Meuret A.E., Rosenfield D., Hofmann S.G., Suvak, M.K., Roth, W.T. (2009). Changes in respiration mediate changes in fear of bodily sensations in panic disorder. Journal of Psychiatric Research, 43: 634-41

②パニック障害+パニック発作 (最近のデータ)
Tolin, D.F., McGrath, P.B., Hale, L.R. et al.
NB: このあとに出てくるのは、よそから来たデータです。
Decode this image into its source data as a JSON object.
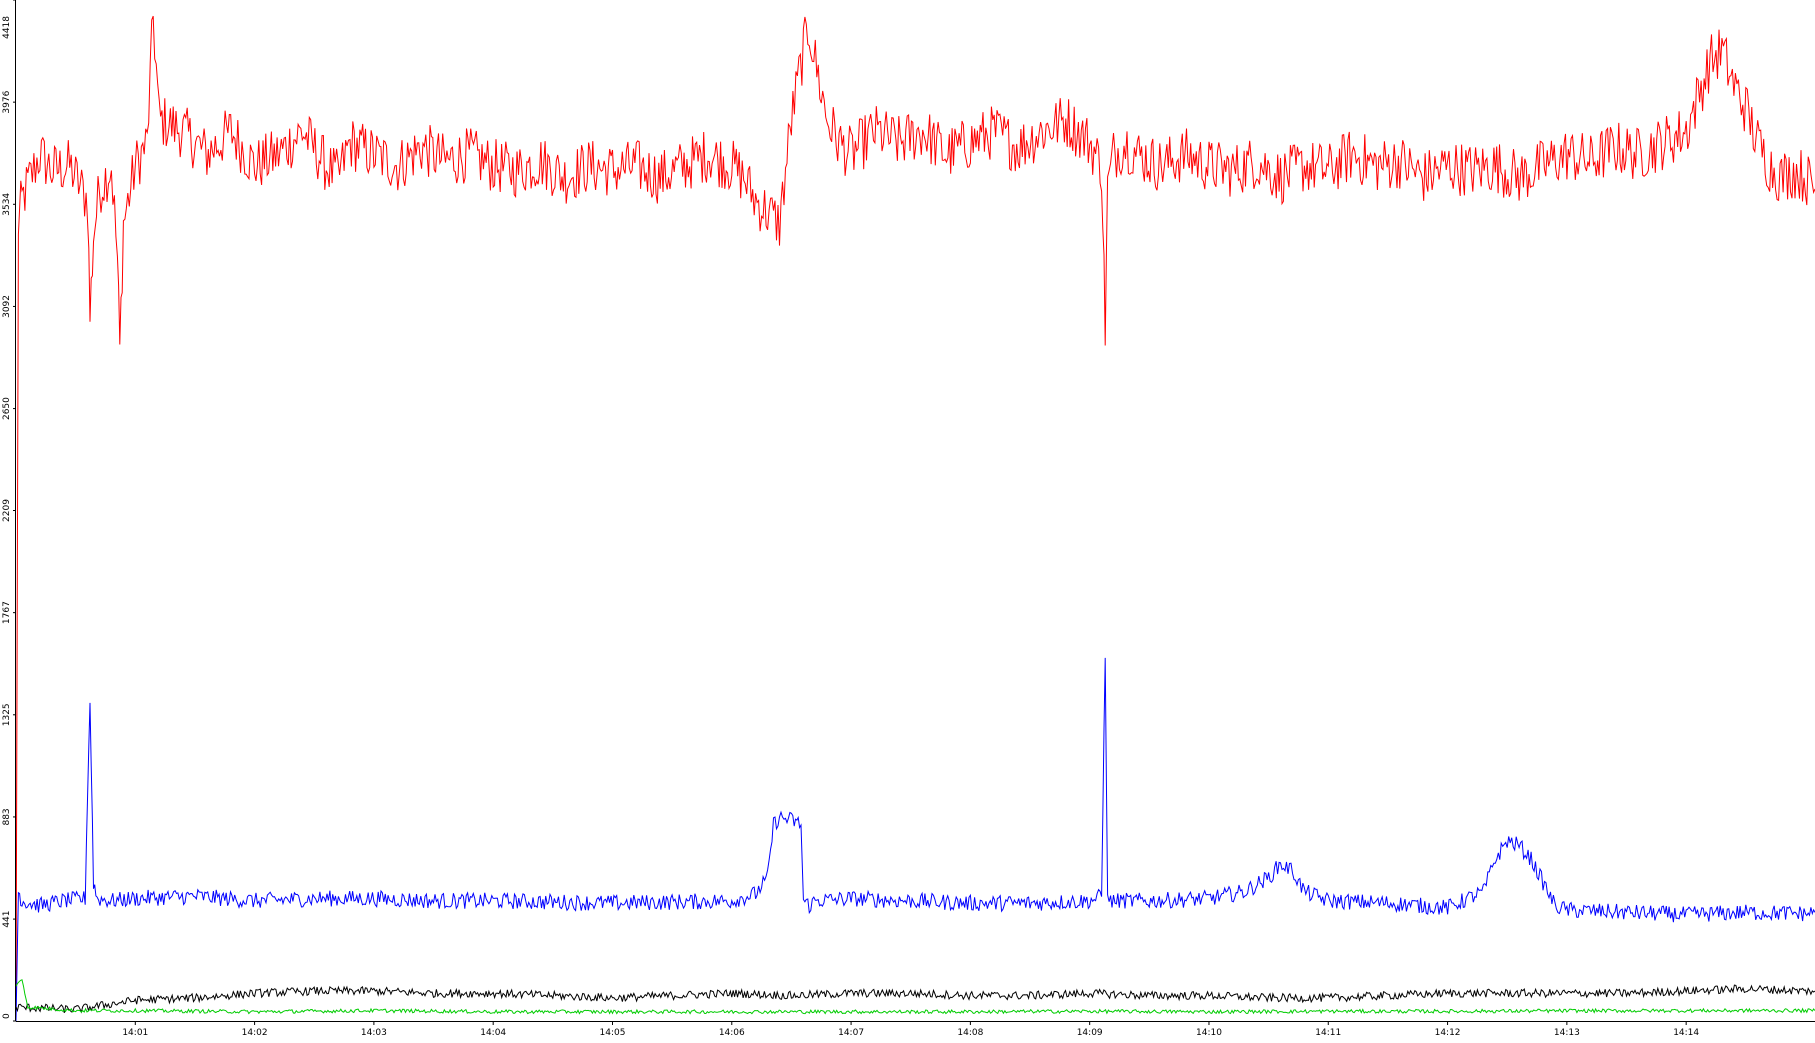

A Multisite Benchmarking Trial of Capnometry Guided Respiratory Intervention for Panic Disorder in Naturalistic Treatment Settings. Appl Psychophysiol Biofeedback 42, 51–58 (2017). https://doi.org/10.1007/s10484-017-9354-4

Kaplan, A., Mannarino, A.P. & Nickell, P.V. Evaluating the Impact of Freespira on Panic Disorder Patients’ Health Outcomes and Healthcare Costs within the Allegheny Health Network. Appl Psychophysiol Biofeedback 45, 175–181 (2020). https://doi.org/10.1007/s10484-020-09465-0

③PTSD
Ostacher MJ, Fischer E, Bowen ER, Lyu J, Robbins DJ, Suppes T. Investigation of a Capnometry Guided Respiratory Intervention in the Treatment of Posttraumatic Stress Disorder. Appl Psychophysiol Biofeedback. 2021 Sep 1. doi: 10.1007/s10484-021-09521-3. PMID: 34468913.

私見

夜間の救急外来などでは、パニック発作を起こして運ばれてくる患者さんはよく見かけ、みなさん顔面蒼白で過呼吸で手がしびれて...といった過換気症候群の様相を呈することが多いと主wれます。これは過呼吸に伴い過剰にCO2が体外に排出されてしまい、動脈血ガス検査をすると血中のCO2分圧が大きく下がっており、pHが上昇する(呼吸性アルカローシス)結果として手足のしびれが生じます。もちろん生命に関わるような疾患の除外は行うのですが、パニック発作/過換気症候群の可能性が高いとなった場合は、声掛け等によって何よりもご本人に落ち着いていただくことが治療となります。ただ非常に忙しい救急外来で、しっかりと時間をとって対応する余裕がある場面は限られており、このようにセルフトレーニングによって発作が抑えられる、そしてその指標として呼気終末CO2(≒血中CO2分圧と相関する)というのはとても画期的かと思います。また、治療期間が28日間であり、飽きがくる前に治療が終了するのも良い点かと思います。既に最初のFDA認可から8年、臨床研究の裏付けを行いながら適応疾患や対象年齢を拡大しており、今後も注目していきます。